Introduction : les médecins généralistes jouent un rôle important dans le maintien en emploi car ils sont souvent les premiers consultés en cas de problématique de santé compromettant la poursuite de l’activité professionnelle. Lorsque des difficultés de reprise du travail sont prévisibles, ils peuvent s’appuyer notamment sur deux dispositifs créés pour favoriser le retour au travail et le maintien en emploi : la visite de pré-reprise (VPR) et le temps partiel thérapeutique (TPT). L’objectif était d’explorer les connaissances et les pratiques des médecins généralistes du Maine et Loire concernant ces deux dispositifs.
Matériel et Méthodes : cette enquête quantitative, descriptive et prospective a été menée à l’aide d’un questionnaire téléphonique auprès de 200 médecins généralistes du Maine et Loire, concernant la connaissance de la VPR et du TPT ainsi que leur utilisation lorsque la reprise du travail semblait difficile.
Résultats : cent vingt-deux médecins ont répondu (taux de réponse = 61 %). Plus de la moitié des médecins interrogés déclaraient prendre contact « souvent » ou « toujours » avec le médecin du travail, de manière formelle (par téléphone ou par courrier) dans ces situations.

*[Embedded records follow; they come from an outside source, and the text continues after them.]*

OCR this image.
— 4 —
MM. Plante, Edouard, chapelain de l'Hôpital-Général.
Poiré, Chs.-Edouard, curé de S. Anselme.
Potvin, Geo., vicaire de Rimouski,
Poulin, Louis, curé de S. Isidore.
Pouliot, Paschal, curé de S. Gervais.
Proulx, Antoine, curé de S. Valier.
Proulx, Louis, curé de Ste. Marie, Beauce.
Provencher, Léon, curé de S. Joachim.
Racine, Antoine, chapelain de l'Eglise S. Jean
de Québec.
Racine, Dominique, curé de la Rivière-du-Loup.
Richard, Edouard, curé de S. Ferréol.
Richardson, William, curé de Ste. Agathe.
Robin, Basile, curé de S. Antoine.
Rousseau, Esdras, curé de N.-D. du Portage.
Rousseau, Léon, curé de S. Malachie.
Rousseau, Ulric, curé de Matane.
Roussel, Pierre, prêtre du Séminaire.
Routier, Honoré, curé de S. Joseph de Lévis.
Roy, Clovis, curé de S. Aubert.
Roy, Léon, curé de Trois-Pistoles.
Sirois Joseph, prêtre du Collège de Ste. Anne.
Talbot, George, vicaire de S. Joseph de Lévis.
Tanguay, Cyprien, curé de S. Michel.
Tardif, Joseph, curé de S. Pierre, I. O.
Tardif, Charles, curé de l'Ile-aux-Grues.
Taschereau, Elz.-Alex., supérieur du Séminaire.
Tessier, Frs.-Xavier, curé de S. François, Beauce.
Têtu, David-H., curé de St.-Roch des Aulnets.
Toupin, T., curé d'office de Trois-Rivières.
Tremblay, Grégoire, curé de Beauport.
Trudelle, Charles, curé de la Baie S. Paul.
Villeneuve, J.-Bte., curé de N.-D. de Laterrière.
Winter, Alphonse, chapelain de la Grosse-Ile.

Quatre vingt-seize pour cent estimaient connaître la VPR « vaguement » ou « très bien » et 92 % la conseillaient « souvent » ou « toujours » lors d’un arrêt de travail prolongé. Tous les médecins interrogés estimaient connaître le TPT « vaguement » ou « très bien » et 90 % déclaraient le prescrire « souvent » ou « toujours ». Les médecins ayant un meilleur niveau de connaissance du TPT l’utilisaient plus souvent : « souvent » ou « toujours » pour 100 % des médecins estimant le connaître « très bien » versus 81 % de ceux estimant le connaître « vaguement » (p<0,001).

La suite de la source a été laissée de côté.